News Journal:Good men are dying in our unwinnable war in Afghanistan

Two weeks ago, Sergeant Major Timothy A. Bolyard was killed in Afghanistan. Awarded the Bronze Star on six different occasions, he was on his 13th foreign deployment.
He was the 154th member of the American-led coalition to be killed by what is known as an “insider attack” by one of the Afghans he was helping to train.
I didn’t know Tim Bolyard, but I met hundreds of dedicated soldiers like him on my trips to Afghanistan when I was a United States senator. I read about his death with sadness and a deep sense of anger.
Nothing has changed since my last trip in March and April of 2010. I knew then we were wasting the lives of good men and women in a war that had been and always will be unwinnable.

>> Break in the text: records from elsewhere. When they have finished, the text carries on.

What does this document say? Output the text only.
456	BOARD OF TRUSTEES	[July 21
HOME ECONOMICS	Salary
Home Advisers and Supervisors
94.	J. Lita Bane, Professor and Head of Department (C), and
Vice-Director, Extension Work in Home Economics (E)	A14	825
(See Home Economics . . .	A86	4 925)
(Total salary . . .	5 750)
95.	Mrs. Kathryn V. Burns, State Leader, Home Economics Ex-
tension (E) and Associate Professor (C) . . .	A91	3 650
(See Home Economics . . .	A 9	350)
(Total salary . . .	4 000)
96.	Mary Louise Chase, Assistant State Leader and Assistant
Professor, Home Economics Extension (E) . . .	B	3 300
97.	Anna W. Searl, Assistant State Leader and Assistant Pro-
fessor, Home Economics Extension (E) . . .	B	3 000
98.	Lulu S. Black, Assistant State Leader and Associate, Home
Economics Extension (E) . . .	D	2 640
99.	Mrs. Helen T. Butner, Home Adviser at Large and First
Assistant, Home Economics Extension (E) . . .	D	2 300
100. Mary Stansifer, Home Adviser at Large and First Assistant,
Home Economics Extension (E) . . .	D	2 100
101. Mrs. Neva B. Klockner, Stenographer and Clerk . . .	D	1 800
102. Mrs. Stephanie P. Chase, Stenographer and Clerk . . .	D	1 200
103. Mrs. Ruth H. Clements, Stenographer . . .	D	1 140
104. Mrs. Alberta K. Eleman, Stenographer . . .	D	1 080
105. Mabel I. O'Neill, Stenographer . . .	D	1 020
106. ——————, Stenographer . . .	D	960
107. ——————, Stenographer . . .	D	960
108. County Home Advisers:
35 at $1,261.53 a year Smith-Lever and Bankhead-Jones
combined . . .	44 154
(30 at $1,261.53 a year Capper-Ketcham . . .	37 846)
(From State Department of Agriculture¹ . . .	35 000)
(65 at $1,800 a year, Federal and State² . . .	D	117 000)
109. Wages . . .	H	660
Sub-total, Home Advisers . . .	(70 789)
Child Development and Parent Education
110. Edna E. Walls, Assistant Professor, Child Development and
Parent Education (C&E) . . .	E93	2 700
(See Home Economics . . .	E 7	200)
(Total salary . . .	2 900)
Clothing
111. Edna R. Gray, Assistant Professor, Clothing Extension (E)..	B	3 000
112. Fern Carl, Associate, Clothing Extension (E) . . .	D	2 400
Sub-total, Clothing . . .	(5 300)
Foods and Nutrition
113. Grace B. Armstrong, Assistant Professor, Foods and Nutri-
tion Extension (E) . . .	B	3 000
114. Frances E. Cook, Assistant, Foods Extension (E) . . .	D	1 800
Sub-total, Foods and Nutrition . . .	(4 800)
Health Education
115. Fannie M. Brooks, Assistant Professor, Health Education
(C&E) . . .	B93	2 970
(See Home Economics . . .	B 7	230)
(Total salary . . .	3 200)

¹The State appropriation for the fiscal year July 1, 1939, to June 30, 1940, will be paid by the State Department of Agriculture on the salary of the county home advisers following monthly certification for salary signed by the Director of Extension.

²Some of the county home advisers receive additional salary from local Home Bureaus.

As a member of the Foreign Relations and Armed Services committees, I had access to just about any information or anyone in the world who could help me decide what we should be doing in Afghanistan.
I took three trips to Pakistan and Afghanistan. I met with special forces on the Pakistan/Afghanistan border training the Pakistan Frontier Corps to go after the Taliban, then and now using Pakistan as a safe harbor from our troops in Afghanistan.
I met half a dozen times, in Kabul and Washington, with then-President Hamid Karzai to complain about the rampant corruption of his government officials.
I traveled by helicopter to all parts of Afghanistan, meeting with our troops and the troops of our NATO allies. And I took part in numerous briefings and hearings in Washington.
I can’t tell you how reluctantly I finally decided that, even though we had in place perhaps the best fighting force in history, the United States would never win a war in Afghanistan.
Had the battle been a simple one between our troops and the Taliban, I believe we could have won fairly easily. But that is not the war being fought. The war is between the Taliban and the corrupt Afghan government in Kabul that our troops have no choice but to support and defend.
Just as in Vietnam, a corrupt central government has made victory impossible. Every knowledgeable American I spoke to felt the people hated the Kabul government every bit as much as they despised the Taliban.
What’s more, the Pakistani military, especially its intelligence service, believed it was in Pakistan’s interest to have the Taliban win in Afghanistan. They provided aid and comfort to the Taliban, and supported the Haqqani Network, located in Pakistan.

The Haqqani Network had been the go-to organization for the CIA in the 1980 efforts against the Russian troops in Afghanistan. Since then, it has sided with the Taliban and is opposed to all “western” influence in the region.
Operating from safe havens in Pakistan, organizations like the Haqqani Network make it incredibly difficult for our troops and Afghan security forces.
Finally, the people of Afghanistan know we are eventually going to leave, and anyone who had helped us would be at the mercy of the Taliban. During one of my trips, I traveled to the Maiwand District in Kandahar Province and attended a community shura in a small town. It consisted of about 75 men who were in the leadership in the town and the surrounding area.
They were polite, but were clearly leery of being too friendly. I could sense their unease.
I was reminded of that meeting when I watched War Machine, a recent movie starring Brad Pitt. Pitt plays the latest in a parade of American generals who come to Afghanistan to finally get it right. He meets with a shura, very much like mine, and tells its members about his great new ideas that will definitely defeat the Taliban.
When he asks for questions, there is no response. Finally one man says, very quietly, “The longer you stay, the worse it will be when you leave.”
Pitt tries to reason with him, but the only response he gets is “Please leave now.”
The people of Afghanistan have been saying that to us for eighteen years. They said the same thing to the Russians in the 1980s, and the British twice in the nineteenth century.
The Russians and the British finally listened. When will we?